The routing and dispatching stage primarily involves the execution of a series of message handlers, which process the incoming request and then delegate them to the next message handler for processing. In earlier versions of ASP.NET Web API, we could only configure message handlers globally per application. All the message handlers were added to the HttpConfiguration.MessageHandlers
collection and were executed for each request. The global configuration was enabled using the Register
method in the WebApiConfig.cs
file, which gets added when creating a new ASP.NET Web API project. We talk more about the WebApiConfig
and Register
method in the Creating our first ASP.NET Web API section. The following snippet show a sample Register
method definition:
public static void Register(HttpConfiguration config) { config.Routes.MapHttpRoute( name: "DefaultApi", routeTemplate: "api/{controller}/{id}", defaults: new { id = RouteParameter.Optional } ); // add a new message handler to all routes config.MessageHandlers.Add(new CustomMessageHandler()); }
In the preceding code, we configured CustomMessageHandler()

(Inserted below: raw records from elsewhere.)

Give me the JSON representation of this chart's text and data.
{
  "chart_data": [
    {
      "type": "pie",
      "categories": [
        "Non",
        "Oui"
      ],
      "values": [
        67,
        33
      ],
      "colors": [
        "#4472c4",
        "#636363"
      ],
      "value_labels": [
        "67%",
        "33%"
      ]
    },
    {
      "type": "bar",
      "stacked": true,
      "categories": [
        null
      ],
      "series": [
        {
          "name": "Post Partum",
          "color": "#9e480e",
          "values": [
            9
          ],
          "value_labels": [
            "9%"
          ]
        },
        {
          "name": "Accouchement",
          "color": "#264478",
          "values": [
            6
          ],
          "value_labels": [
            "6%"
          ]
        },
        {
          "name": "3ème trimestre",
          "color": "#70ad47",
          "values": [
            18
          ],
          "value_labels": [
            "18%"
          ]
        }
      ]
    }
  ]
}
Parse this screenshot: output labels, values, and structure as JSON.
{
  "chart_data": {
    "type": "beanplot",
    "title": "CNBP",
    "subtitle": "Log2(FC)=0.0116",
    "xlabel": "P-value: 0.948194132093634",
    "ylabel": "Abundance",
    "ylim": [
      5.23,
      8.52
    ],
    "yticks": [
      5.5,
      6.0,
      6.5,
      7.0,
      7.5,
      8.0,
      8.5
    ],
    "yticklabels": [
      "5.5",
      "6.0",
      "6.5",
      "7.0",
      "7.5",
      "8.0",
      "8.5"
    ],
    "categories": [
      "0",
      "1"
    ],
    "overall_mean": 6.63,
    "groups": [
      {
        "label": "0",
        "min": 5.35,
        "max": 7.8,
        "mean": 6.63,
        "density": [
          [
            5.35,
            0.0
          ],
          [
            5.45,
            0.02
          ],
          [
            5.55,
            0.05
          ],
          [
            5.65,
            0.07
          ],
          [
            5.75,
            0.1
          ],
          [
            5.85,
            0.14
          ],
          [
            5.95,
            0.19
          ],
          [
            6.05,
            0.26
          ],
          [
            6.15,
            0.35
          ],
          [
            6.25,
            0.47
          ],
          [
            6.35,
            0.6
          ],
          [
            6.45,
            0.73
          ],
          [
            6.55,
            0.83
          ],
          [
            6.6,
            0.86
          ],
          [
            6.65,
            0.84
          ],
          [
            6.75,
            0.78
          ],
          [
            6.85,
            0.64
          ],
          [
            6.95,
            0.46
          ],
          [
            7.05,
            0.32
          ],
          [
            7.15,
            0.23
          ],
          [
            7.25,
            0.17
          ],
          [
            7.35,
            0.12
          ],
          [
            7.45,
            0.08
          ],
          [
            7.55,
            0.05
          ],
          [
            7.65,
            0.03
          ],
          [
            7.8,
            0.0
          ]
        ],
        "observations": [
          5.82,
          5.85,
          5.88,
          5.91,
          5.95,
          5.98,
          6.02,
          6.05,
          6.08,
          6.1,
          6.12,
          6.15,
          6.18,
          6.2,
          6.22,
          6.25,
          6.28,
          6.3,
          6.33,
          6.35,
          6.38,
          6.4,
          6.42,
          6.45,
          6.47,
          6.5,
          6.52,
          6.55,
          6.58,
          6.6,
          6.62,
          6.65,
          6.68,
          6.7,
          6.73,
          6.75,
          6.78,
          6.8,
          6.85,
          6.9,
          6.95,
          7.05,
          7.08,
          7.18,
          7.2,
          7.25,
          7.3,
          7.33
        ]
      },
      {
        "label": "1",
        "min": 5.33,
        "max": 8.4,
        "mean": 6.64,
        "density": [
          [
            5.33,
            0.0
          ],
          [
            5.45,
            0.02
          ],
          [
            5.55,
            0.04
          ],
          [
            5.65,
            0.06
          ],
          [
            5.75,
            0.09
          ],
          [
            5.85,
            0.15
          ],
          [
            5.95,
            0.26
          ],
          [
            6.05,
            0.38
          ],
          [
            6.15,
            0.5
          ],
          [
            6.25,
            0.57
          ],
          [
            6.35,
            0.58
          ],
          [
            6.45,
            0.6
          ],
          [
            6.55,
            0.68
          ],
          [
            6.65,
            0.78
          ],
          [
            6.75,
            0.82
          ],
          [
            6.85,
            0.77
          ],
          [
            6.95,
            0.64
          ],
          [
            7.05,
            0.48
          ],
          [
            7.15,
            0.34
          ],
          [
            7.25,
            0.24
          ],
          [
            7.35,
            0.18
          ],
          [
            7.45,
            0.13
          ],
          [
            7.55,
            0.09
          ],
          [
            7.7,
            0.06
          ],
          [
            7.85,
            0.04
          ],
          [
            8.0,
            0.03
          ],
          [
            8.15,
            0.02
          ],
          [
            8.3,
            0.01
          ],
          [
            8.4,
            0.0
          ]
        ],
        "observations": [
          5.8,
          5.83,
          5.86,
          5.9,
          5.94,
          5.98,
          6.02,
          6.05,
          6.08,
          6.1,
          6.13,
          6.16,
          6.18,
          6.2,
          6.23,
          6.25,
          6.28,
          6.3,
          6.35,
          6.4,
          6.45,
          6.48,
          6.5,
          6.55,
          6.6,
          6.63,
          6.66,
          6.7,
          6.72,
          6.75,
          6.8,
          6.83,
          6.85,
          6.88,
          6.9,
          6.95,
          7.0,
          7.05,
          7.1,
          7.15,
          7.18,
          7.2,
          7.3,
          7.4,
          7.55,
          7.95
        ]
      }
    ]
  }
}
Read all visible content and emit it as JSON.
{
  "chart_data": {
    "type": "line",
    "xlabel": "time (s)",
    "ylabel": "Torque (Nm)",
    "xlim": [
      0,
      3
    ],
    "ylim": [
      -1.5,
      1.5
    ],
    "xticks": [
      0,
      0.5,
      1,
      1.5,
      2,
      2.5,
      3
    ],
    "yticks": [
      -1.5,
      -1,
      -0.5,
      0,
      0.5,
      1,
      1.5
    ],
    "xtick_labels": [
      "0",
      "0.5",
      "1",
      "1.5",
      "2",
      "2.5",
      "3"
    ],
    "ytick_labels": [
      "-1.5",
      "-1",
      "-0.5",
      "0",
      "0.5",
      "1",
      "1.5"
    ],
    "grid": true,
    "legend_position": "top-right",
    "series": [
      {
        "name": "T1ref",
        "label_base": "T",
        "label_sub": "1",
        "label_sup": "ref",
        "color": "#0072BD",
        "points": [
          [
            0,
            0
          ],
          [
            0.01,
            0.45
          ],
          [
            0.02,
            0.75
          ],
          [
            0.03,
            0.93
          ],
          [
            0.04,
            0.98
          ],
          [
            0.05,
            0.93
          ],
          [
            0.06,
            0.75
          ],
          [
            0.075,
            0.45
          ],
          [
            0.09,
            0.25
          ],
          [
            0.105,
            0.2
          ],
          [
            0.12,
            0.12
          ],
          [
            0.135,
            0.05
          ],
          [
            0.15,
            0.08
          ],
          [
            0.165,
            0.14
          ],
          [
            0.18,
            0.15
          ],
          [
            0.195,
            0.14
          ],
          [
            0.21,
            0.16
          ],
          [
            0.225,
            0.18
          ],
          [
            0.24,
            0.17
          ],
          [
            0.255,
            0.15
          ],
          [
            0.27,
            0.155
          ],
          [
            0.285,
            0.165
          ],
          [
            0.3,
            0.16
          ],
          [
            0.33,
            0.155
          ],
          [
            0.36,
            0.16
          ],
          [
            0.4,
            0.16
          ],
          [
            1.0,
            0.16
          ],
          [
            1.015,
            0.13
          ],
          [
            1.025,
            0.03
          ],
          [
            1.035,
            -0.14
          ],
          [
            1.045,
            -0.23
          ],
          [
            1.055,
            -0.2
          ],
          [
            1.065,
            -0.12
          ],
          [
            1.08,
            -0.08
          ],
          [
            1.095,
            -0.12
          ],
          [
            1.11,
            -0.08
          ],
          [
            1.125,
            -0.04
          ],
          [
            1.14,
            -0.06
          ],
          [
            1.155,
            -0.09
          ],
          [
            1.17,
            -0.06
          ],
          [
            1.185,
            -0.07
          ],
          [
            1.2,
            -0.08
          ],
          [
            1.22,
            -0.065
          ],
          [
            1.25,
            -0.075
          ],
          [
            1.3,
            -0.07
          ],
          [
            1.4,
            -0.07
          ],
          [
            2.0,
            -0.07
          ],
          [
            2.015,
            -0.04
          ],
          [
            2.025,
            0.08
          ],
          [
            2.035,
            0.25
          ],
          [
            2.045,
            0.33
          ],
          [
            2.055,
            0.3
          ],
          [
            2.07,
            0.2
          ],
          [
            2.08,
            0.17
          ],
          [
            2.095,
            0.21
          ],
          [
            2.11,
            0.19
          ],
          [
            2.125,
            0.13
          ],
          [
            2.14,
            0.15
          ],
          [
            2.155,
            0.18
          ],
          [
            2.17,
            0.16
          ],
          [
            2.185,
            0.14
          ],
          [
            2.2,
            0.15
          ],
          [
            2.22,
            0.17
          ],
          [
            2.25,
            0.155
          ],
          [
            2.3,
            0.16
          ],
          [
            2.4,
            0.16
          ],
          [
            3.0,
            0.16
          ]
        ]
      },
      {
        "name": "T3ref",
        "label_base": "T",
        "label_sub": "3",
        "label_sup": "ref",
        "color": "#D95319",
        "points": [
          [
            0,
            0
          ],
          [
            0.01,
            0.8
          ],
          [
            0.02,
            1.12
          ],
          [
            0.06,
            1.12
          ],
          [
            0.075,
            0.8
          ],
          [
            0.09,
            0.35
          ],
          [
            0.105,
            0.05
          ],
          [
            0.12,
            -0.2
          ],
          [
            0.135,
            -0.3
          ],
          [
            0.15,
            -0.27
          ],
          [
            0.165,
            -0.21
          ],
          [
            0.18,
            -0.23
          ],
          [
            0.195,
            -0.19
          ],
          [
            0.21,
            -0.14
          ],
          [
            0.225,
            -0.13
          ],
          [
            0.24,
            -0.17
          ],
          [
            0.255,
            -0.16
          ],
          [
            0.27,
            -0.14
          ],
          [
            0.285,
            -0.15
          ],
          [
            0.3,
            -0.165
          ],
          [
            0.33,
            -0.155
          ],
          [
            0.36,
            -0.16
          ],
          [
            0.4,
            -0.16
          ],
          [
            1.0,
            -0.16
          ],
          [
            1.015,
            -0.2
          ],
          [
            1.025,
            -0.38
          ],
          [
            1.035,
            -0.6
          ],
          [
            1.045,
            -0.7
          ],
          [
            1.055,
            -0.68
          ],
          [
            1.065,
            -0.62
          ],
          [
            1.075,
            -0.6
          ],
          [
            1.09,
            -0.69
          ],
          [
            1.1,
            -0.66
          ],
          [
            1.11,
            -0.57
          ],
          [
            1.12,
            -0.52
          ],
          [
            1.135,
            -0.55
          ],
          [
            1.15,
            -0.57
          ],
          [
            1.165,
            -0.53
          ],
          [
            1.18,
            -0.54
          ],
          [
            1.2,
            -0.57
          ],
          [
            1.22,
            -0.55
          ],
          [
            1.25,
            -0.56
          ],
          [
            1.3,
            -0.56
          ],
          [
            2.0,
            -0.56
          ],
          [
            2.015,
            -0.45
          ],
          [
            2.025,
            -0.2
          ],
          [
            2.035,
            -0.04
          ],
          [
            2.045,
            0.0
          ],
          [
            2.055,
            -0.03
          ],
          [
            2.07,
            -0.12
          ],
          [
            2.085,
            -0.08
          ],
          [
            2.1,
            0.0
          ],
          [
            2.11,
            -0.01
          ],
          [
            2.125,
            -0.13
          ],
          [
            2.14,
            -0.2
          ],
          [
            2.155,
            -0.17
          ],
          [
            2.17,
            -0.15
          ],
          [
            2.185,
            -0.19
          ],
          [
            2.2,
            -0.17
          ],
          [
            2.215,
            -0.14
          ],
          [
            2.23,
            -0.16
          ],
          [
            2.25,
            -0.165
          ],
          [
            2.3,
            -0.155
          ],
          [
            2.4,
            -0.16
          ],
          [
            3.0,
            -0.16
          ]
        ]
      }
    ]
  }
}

to be called for all routes in the Web API. While this worked well for most basic scenarios, it became a challenge for applications where specialization for a route was required. For example, specific authorization handlers for a route. Web API 2 introduced a per route handler flow that allows granularity when routing requests to message handlers. The following code is added to WebApiConfig.cs
to configure a per route custom handler in the ASP.NET Web API 2:
public static void Register(HttpConfiguration config) { config.Routes.MapHttpRoute( name: "DefaultApi", routeTemplate: "api/common/{controller}/{id}", defaults: new { id = RouteParameter.Optional } ); config.Routes.MapHttpRoute( name: "CustomDefaultApi", routeTemplate: "api/{controller}/{id}", defaults: new { id = RouteParameter.Optional }, constraints: null, handler: new CustomMessageHandler() ); }
In the preceding code, we configured CustomMessageHandler
, which inherits from DelegatingHandler
to a particular route. We also have a global route with API/common that when called will not invoke our custom message handler, it will rather follow a global configuration. The internals of CustomMessageHandler
have been omitted since they are not necessary at this stage; all we are concerned here is how the internal routing logic works. We will discuss these concepts in greater detail in Chapter 2, Extending the ASP.NET Web API.
Let's look at how the per-route message handler routing is performed by ASP.NET Web API 2:
When a request is sent, the host listener (
HttpServer
) invokesHttpRoutingDispatcher
, which acts as the default endpoint message handler.HttpRoutingDispatcher
is responsible for discovering the route and invoking the corresponding handlers for the route.If no route is matched,
HttpRoutingDispatcher
returns an HTTP standard response code:Not Found (404)
.If a route is found, the routing handler checks if there is a handler associated with the current route. It does this by checking the
Route.Handler
property on the route.If no handler is specified for the route, it is assumed that the global configuration will be applied, and the request is delegated to
HttpControllerDispatcher
for further processing.If a handler is attached to the route,
HttpControllerDispatcher
attempts to invoke the message handler registered for the particular route. The invoked message handler may then return to the main path and delegate toHttpControllerDispatcher
, as shown:HttpControllerDispatcher
is a message handler, which is then responsible for selecting and creating the controller before delegating the request to the controller, as shown:If no controller is resolved, a 404 status code is returned by
HttpControllerDispatcher
.Once the controller is created successfully, its
ExecuteAsync
is called to delegate processing of the request:httpResponseMessage = await controller.ExecuteAsync(controllerContext, cancellationToken);
The final and the most exciting stage of the pipeline is processing the request by the controller; this is where all the magic happens to generate the appropriate response for the incoming request. As explained earlier, if the controller inherits from APIController
, much of the plumbing work is already abstracted from the developer. The following pipeline walks through a controller pipeline that inherits from APIController
:
The controller first determines the action to be invoked:
actionDescriptor = ServicesExtensions.GetActionSelector(services).SelectAction(controllerContext);
Next, a series of filters is invoked, which provides authentication and authorization. At any point, if there is a failure response (for example, client not authenticated), the filter can invoke an error response and break the response chain, as shown in the following figure:
The next step is model binding. It is a technique provided by the ASP.NET framework to bind request values to existing models. It is an abstraction layer that automatically populates controller action parameters, taking care of the mundane property mapping and type conversion code typically involved in working with ASP.NET request data. We will explore more about model and parameter binding in Chapter 2, Extending the ASP.NET Web API.
Next, the pipeline executes the actual action and any associated action filters. This will process the code that we write in our action method for processing incoming requests. The framework actually provides an ability to execute the action filters as a pre and post step to the actual method execution.
Once the controller action and the post filters are executed, the final step is to convert the response generated into an appropriate
HttpResponseMessage
and traverse the chain back to return the response to the client. This is shown in the following figure:Once
HttpResponseMessage
has been created, the response traverses back through the pipeline, and is returned to the client as an HTTP response.